The Court awarded our client $683,810 for injuries sustained in a 2011 motor vehicle accident, which substantially exceeded the insurance company’s final offer of $280,000 before trial.

Our client sustained a number of injuries in the accident, the most serious of which was to his right wrist, described by our orthopedic expert as “chronic and static with a very high likelihood of deteriorating over time.” This injury made it impossible to perform his job as a tile setter, and to engage in many activities that he previously enjoyed.
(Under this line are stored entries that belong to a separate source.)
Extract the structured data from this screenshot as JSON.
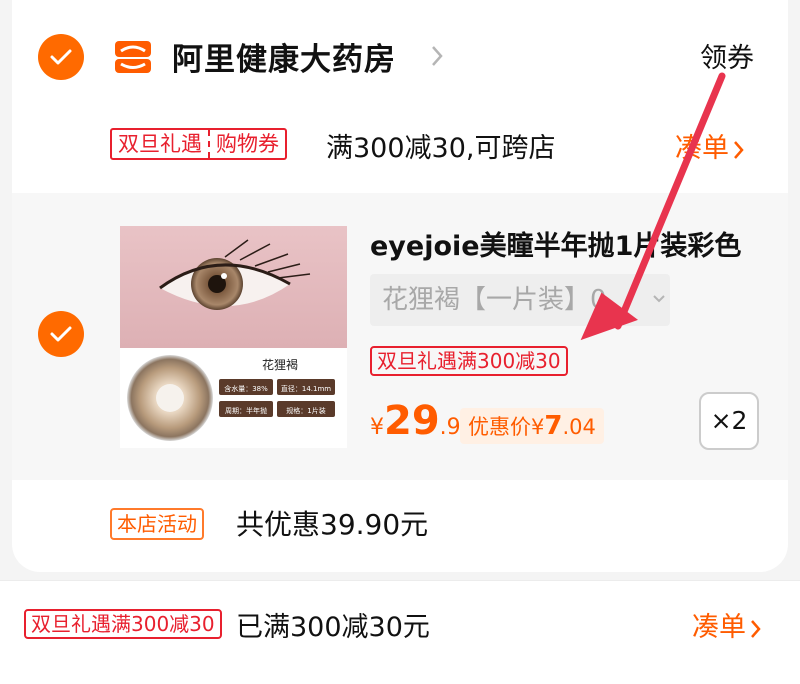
{
  "store": {
    "name": "阿里健康大药房",
    "coupon_label": "领券",
    "logo_icon": "store-logo-icon",
    "selected": true
  },
  "promo": {
    "tag_left": "双旦礼遇",
    "tag_right": "购物券",
    "text": "满300减30,可跨店",
    "link": "凑单"
  },
  "item": {
    "selected": true,
    "thumb_label": "花狸褐",
    "spec_tags": [
      "含水量：38%",
      "直径：14.1mm",
      "周期：半年抛",
      "规格：1片装"
    ],
    "title": "eyejoie美瞳半年抛1片装彩色",
    "sku": "花狸褐【一片装】0",
    "tag": "双旦礼遇满300减30",
    "price_currency": "¥",
    "price_int": "29",
    "price_dec": ".9",
    "promo_price_label": "优惠价¥",
    "promo_price_int": "7",
    "promo_price_dec": ".04",
    "quantity": "×2"
  },
  "shop_event": {
    "tag": "本店活动",
    "text": "共优惠39.90元"
  },
  "bottom": {
    "tag": "双旦礼遇满300减30",
    "text": "已满300减30元",
    "link": "凑单"
  },
  "colors": {
    "accent": "#ff6a00",
    "price": "#ff5c00",
    "tag_red": "#e8202e",
    "annotation_arrow": "#e8344e"
  }
}
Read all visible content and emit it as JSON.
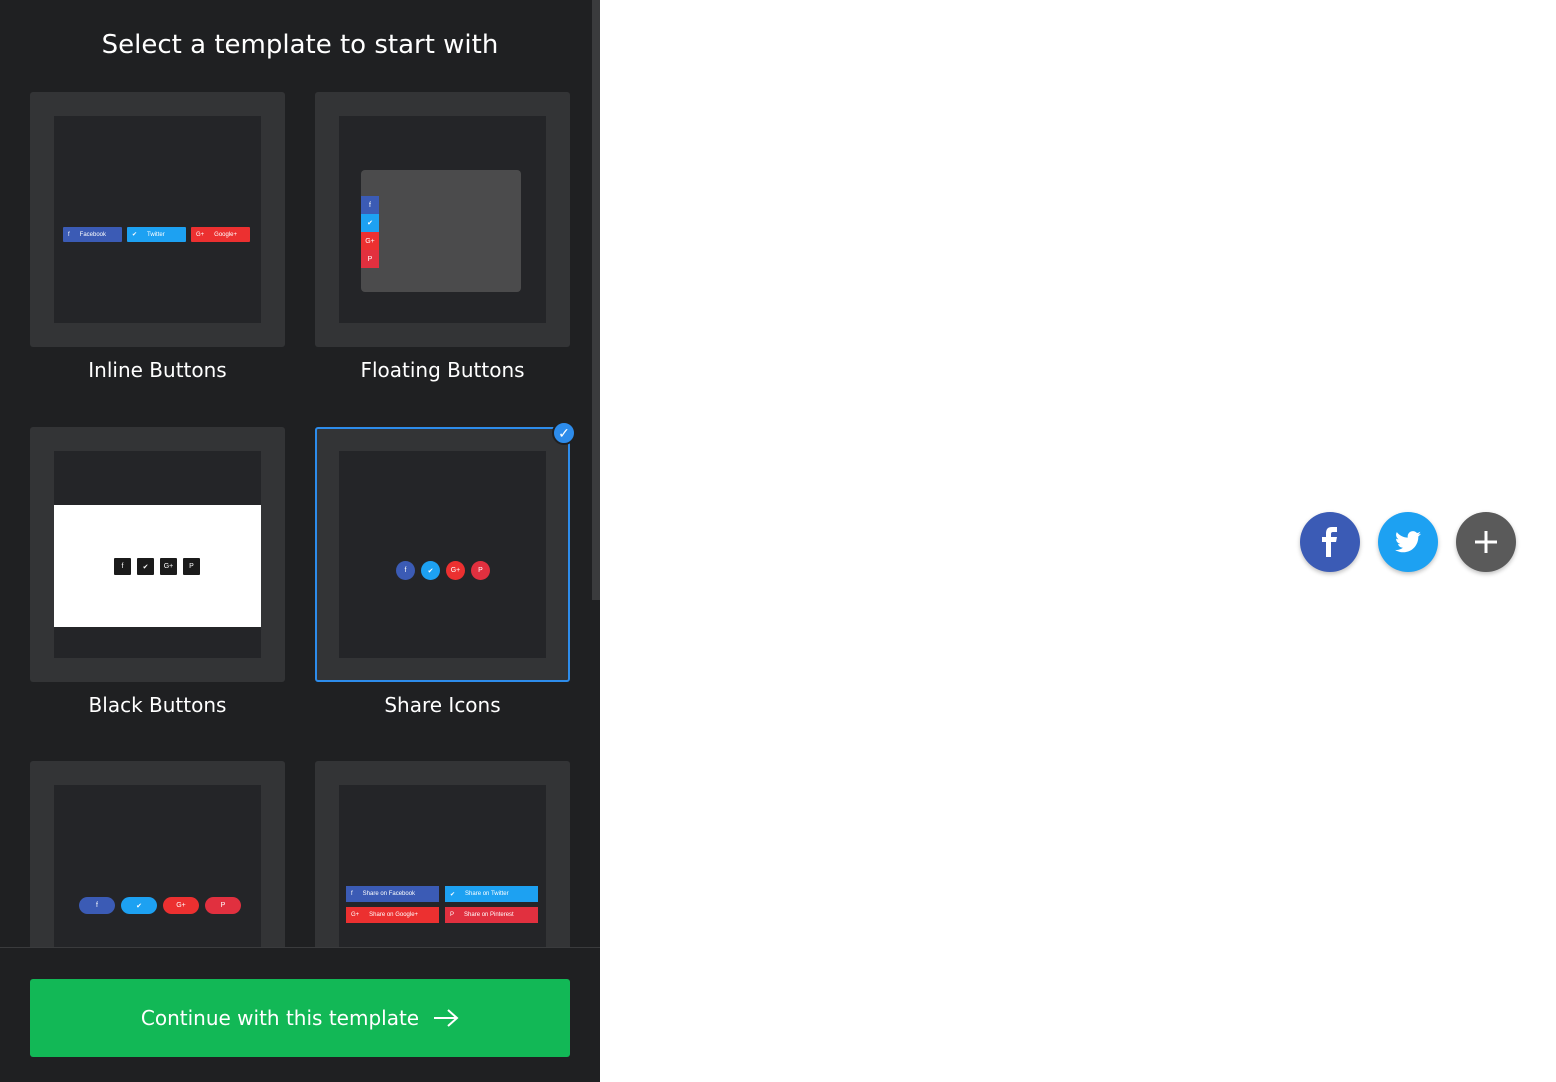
{
  "sidebar": {
    "title": "Select a template to start with",
    "templates": [
      {
        "label": "Inline Buttons",
        "selected": false
      },
      {
        "label": "Floating Buttons",
        "selected": false
      },
      {
        "label": "Black Buttons",
        "selected": false
      },
      {
        "label": "Share Icons",
        "selected": true
      },
      {
        "label": "",
        "selected": false
      },
      {
        "label": "",
        "selected": false
      }
    ],
    "inline_preview": {
      "facebook": "Facebook",
      "twitter": "Twitter",
      "google": "Google+"
    },
    "grid_preview": {
      "facebook": "Share on Facebook",
      "twitter": "Share on Twitter",
      "google": "Share on Google+",
      "pinterest": "Share on Pinterest"
    },
    "continue_label": "Continue with this template"
  },
  "preview": {
    "icons": [
      "facebook-icon",
      "twitter-icon",
      "plus-icon"
    ]
  },
  "colors": {
    "facebook": "#3b5bb5",
    "twitter": "#1da1f2",
    "google": "#ec3030",
    "pinterest": "#e1303f",
    "more": "#5a5a5a",
    "accent": "#2d8ceb",
    "cta": "#12b856"
  }
}
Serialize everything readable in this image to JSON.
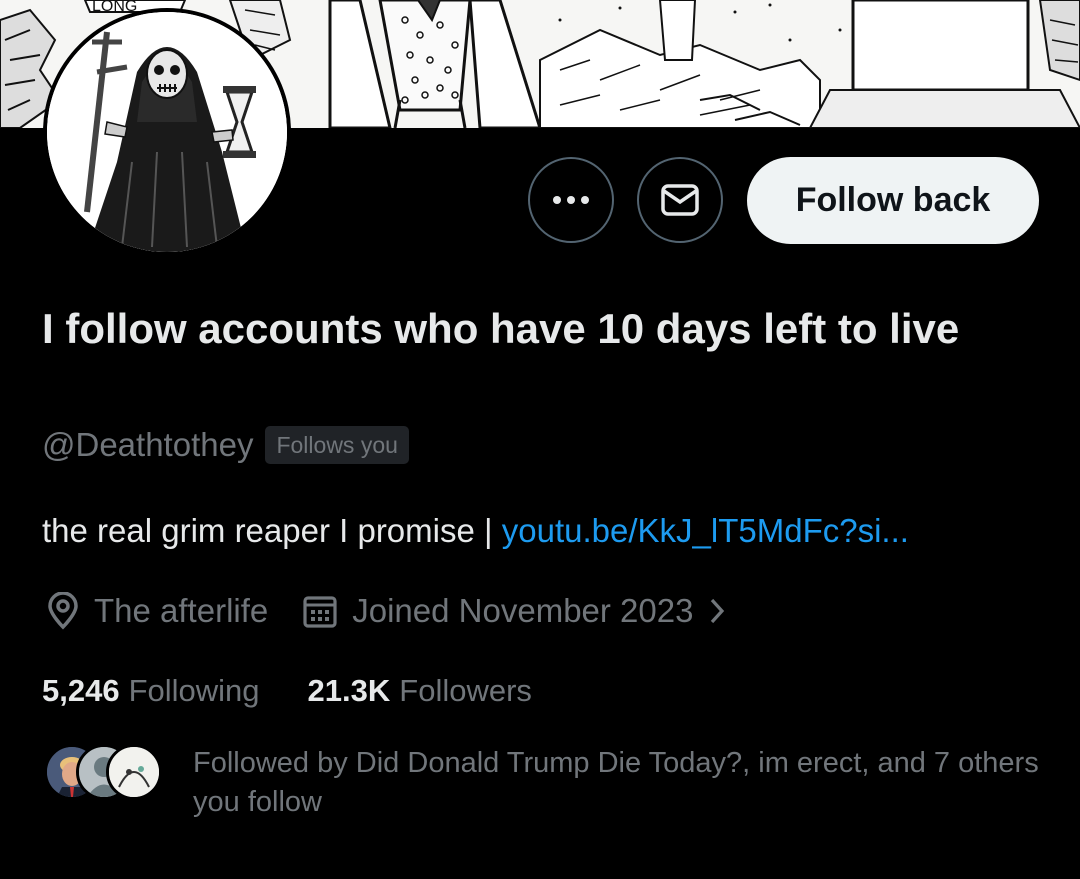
{
  "banner": {
    "sign_text": "LONG"
  },
  "profile": {
    "display_name": "I follow accounts who have 10 days left to live",
    "handle": "@Deathtothey",
    "follows_you_badge": "Follows you",
    "bio_text": "the real grim reaper I promise | ",
    "bio_link": "youtu.be/KkJ_lT5MdFc?si...",
    "location": "The afterlife",
    "joined": "Joined November 2023"
  },
  "actions": {
    "more_icon": "more-horizontal-icon",
    "message_icon": "envelope-icon",
    "follow_label": "Follow back"
  },
  "stats": {
    "following_count": "5,246",
    "following_label": "Following",
    "followers_count": "21.3K",
    "followers_label": "Followers"
  },
  "followed_by": {
    "text": "Followed by Did Donald Trump Die Today?, im erect, and 7 others you follow"
  },
  "colors": {
    "background": "#000000",
    "primary_text": "#e7e9ea",
    "secondary_text": "#71767b",
    "link": "#1d9bf0",
    "button_bg": "#eff3f4",
    "border": "#536471"
  }
}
The insurance company argued that our client should be held 25% at fault for not wearing his seatbelt at the time of the Accident. We pointed out that our client had a legitimate medical reason for not wearing his seatbelt (a recent bladder surgery), and that, regardless, the insurance company failed to prove that his wrist injury would not have occurred had a seatbelt been worn. The Court agreed with our position.

With regards to past wage loss, we argued that our client should be awarded an amount that falls between his actual earnings before the Accident and the higher average wage for a tile setter, with which the Court agreed as follows:

[146] [T]he figure proposed by Mr. Ackermann’s counsel — the mid-point between average tile setter earnings and the actual earnings as I have found them — fairly reflects the rate increases that the business would certainly have commanded in the years since the accident (and which Andreas now enjoys in his own business) without indulging in speculation about business growth.

Our client was also awarded $385,000 for future loss of earning capacity after we successfully argued that our client had planned to work well into his 70s and had significant language barriers that likely precluded him from alternative employment. The Court agreed as follows:

[160] I conclude that the possibility of Mr. Ackermann obtaining paid employment in the future is so low that his remaining earning capacity must be considered minor at best. If he does become employed I predict that at best he is looking at entry-level service-type jobs, with virtually no possibility of replacing his pre-accident income.

While 98% of injury claims settle, this case demonstrates the importance of hiring experienced lawyers who won’t hesitate to advance your claim to trial to get the compensation you deserve.